A seguire, è inevitabile che ci si renda conto che urlare e arrabbiarsi contro bersagli randomici non aiuterà a risolvere la situazione, quindi lentamente si scivola verso la terza fase, quella della negoziazione: si cerca di convincersi di avere qualche tipo di potere, di non essere semplicemente condannati a subire gli eventi (a me piace anche chiamarla la fase dell'ingenuità sconfinata). Si tenta quindi tutto il tentabile: “se stacco il ricevitore USB/se riavvio il computer/se stacco la spina del router/se aspetto qualche minuto, andrà tutto a posto”. Quando nulla di tutto questo ha il benchè minimo effetto si passa ad un altro tipo di contrattazione con la situazione: ci si cerca di convincere che in fondo non è nulla di così grave: “leggerò un libro”, “magari vado al cinema”, “metto su un dvd”. Questi sono sforzi nobili e valorosi, ma si scontreranno inevitabilmente con la realtà, e la realtà è che internet serve anche quando non serve: per andare al cinema serve controllare gli orari, e la visione di un dvd o la lettura di un libro fanno spesso nascere delle domande a cui è necessario rispondere subito: “che altri film ha fatto quell'attore?”, “quali altri libri compongono il ciclo che sto leggendo?”, e così via.

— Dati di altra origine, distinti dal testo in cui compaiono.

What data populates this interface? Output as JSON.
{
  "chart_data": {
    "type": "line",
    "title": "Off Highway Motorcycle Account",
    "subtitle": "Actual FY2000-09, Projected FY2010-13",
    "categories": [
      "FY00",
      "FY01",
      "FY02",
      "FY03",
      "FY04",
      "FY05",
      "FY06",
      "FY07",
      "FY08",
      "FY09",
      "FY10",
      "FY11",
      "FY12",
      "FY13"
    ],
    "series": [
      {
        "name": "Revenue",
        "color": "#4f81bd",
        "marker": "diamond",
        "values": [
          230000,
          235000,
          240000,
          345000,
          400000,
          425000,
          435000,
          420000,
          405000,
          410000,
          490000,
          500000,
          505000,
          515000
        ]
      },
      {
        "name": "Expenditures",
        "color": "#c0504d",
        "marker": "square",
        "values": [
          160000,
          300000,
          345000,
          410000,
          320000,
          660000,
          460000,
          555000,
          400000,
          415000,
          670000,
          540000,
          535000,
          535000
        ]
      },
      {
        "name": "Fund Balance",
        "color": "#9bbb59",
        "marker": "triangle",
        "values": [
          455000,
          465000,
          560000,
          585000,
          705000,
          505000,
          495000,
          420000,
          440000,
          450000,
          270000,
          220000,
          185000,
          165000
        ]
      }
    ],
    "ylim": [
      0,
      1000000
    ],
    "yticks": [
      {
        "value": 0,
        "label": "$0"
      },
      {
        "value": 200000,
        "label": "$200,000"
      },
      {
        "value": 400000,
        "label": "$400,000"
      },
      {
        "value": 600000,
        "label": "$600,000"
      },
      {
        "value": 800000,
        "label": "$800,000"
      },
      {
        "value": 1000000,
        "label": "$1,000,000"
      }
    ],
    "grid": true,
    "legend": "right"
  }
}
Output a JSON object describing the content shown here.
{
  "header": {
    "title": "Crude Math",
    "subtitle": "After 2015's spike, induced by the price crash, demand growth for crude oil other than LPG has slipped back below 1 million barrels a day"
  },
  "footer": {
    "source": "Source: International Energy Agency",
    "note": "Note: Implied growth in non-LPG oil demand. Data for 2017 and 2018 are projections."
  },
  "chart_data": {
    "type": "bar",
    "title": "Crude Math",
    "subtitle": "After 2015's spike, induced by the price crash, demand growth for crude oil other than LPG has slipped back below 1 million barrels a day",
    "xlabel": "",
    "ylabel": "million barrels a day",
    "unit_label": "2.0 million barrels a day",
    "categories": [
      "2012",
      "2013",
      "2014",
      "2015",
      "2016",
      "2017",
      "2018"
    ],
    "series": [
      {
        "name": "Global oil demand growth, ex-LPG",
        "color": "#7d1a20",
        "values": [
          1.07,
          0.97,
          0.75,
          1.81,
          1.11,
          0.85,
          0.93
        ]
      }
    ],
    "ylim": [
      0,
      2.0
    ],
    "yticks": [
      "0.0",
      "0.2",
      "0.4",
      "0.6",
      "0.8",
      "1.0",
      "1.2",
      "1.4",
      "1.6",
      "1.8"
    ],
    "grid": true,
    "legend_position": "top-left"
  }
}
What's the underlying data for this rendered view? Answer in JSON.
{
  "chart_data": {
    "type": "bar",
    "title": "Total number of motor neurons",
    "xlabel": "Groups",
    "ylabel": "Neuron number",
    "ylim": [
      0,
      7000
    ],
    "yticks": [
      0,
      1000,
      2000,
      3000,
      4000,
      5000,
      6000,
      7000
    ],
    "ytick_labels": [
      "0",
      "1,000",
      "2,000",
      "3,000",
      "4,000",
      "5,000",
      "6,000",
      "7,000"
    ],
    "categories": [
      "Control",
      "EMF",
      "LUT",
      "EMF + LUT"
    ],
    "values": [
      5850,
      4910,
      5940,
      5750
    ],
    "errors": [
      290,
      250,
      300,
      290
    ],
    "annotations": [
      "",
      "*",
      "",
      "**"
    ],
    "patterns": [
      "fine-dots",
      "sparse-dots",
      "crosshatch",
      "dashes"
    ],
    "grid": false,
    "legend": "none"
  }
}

La mancanza di internet si fa sentire, e più la consapevolezza di questo fatto diventa chiara, più la quarta fase, quella della depressione, si avvicina. E' il momento più basso che possiamo raggiungere: ci convinciamo che è inutile ribellarsi all'idea che la nuova condizione di uomo scollegato dalla rete possa essere permanente. Tutte le nostre idee per ingannare il tempo perdono significato, perchè sono pensate come soluzioni temporanee, non permanenti. Quindi ci rassegniamo a provare ad usare il computer nonostante tutto e finiamo ad imbruttirci giocando a videogiochi single player, buttando via ore etichettando e rinominando la nostra collezione di mp3 o di film, usando Openoffice per scrivere romanzi o addirittura…spegniamo tutto e guardiamo la tv.
L'ultima fase, quella dell'accettazione, molto spesso non la arriviamo nemmeno a raggiungere. Questo dipende interamente da quanto tempo dura la sciagurata mancanza di connessione: personalmente, ho bisogno di un paio di giorni anche solo per superare la fase della rabbia.

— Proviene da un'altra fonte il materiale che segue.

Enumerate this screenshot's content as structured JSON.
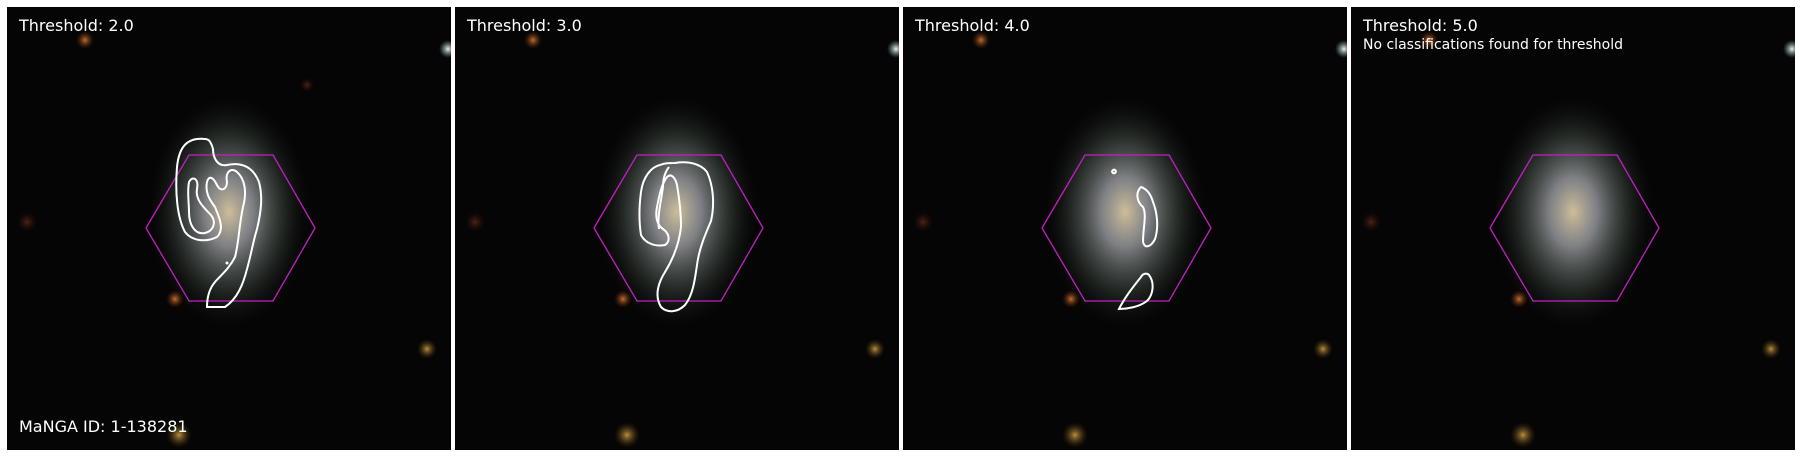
{
  "panels": [
    {
      "title": "Threshold: 2.0",
      "note": "",
      "manga_id": "MaNGA ID: 1-138281"
    },
    {
      "title": "Threshold: 3.0",
      "note": "",
      "manga_id": ""
    },
    {
      "title": "Threshold: 4.0",
      "note": "",
      "manga_id": ""
    },
    {
      "title": "Threshold: 5.0",
      "note": "No classifications found for threshold",
      "manga_id": ""
    }
  ],
  "colors": {
    "hexagon": "#c020c0",
    "contour": "#ffffff",
    "background": "#050505"
  }
}
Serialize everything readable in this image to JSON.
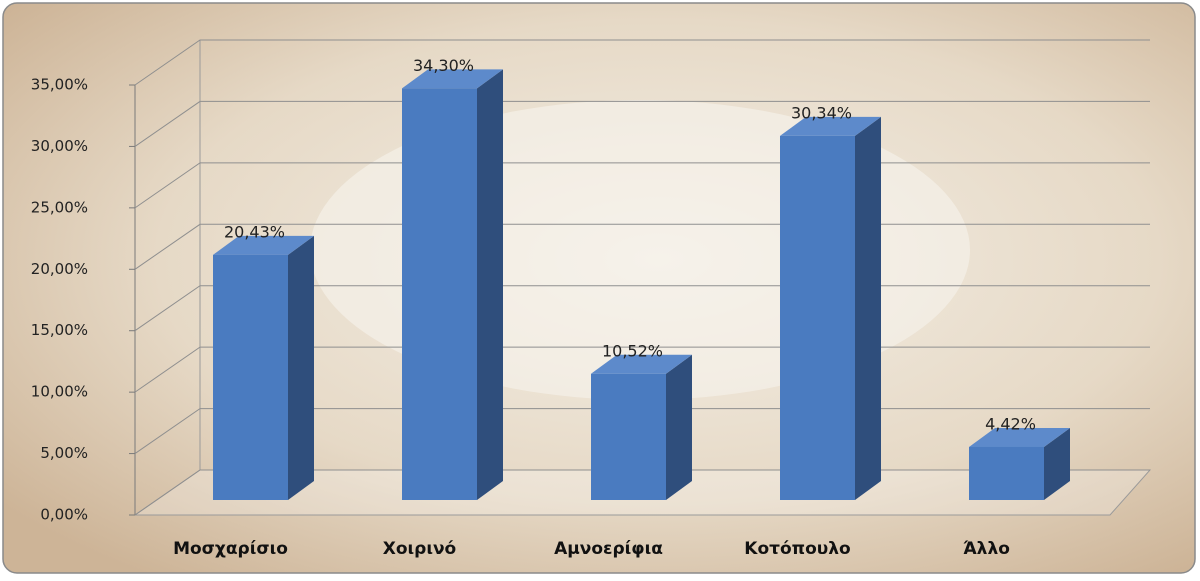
{
  "chart_data": {
    "type": "bar3d",
    "categories": [
      "Μοσχαρίσιο",
      "Χοιρινό",
      "Αμνοερίφια",
      "Κοτόπουλο",
      "Άλλο"
    ],
    "values": [
      20.43,
      34.3,
      10.52,
      30.34,
      4.42
    ],
    "value_labels": [
      "20,43%",
      "34,30%",
      "10,52%",
      "30,34%",
      "4,42%"
    ],
    "color": "#4a7bc0",
    "ylim": [
      0,
      35
    ],
    "yticks": [
      {
        "value": 0,
        "label": "0,00%"
      },
      {
        "value": 5,
        "label": "5,00%"
      },
      {
        "value": 10,
        "label": "10,00%"
      },
      {
        "value": 15,
        "label": "15,00%"
      },
      {
        "value": 20,
        "label": "20,00%"
      },
      {
        "value": 25,
        "label": "25,00%"
      },
      {
        "value": 30,
        "label": "30,00%"
      },
      {
        "value": 35,
        "label": "35,00%"
      }
    ],
    "grid": true
  }
}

Dico un'ovvietà, naturalmente, ma internet, ormai, è diventato davvero qualcosa di necessario, di vitale, di irrinunciabile. Il dibattito sull'opportunità di elevare l'accesso ad internet ad un vero e proprio diritto umano, concetto che personalmente trovo assolutamente condivisibile, è molto acceso in tutto il mondo, ed è notizia di pochi giorni fa che la Corte di Giustizia Federale tedesca ha acconsentito alla richiesta di un uomo che non ha potuto accedere a internet per due mesi (a causa, ovviamente, del suo provider) di essere risarcito ulteriormente (cioè, oltre al risarcimento a lui dovuto a causa del mancato adempimento di un contratto), sulla base del fatto che internet è da considerarsi una “parte essenziale” della vita, al pari di vestiti, cibo, casa, lavoro, tempo libero. Una decisione radicale ed interessante, che sta facendo parlare molto. Voi cosa ne pensate?
Per toccare anche il tema della dipendenza da internet, per proporre un angolo un po' meno ovvio e più inquietante alla questione, e perchè è una bellissima canzone, come Colonna Sonora Consigliata di questa iterazione ho scelto Down to Earth, di Peter Gabriel, dalla colonna sonora del mio amatissimo Wall-E.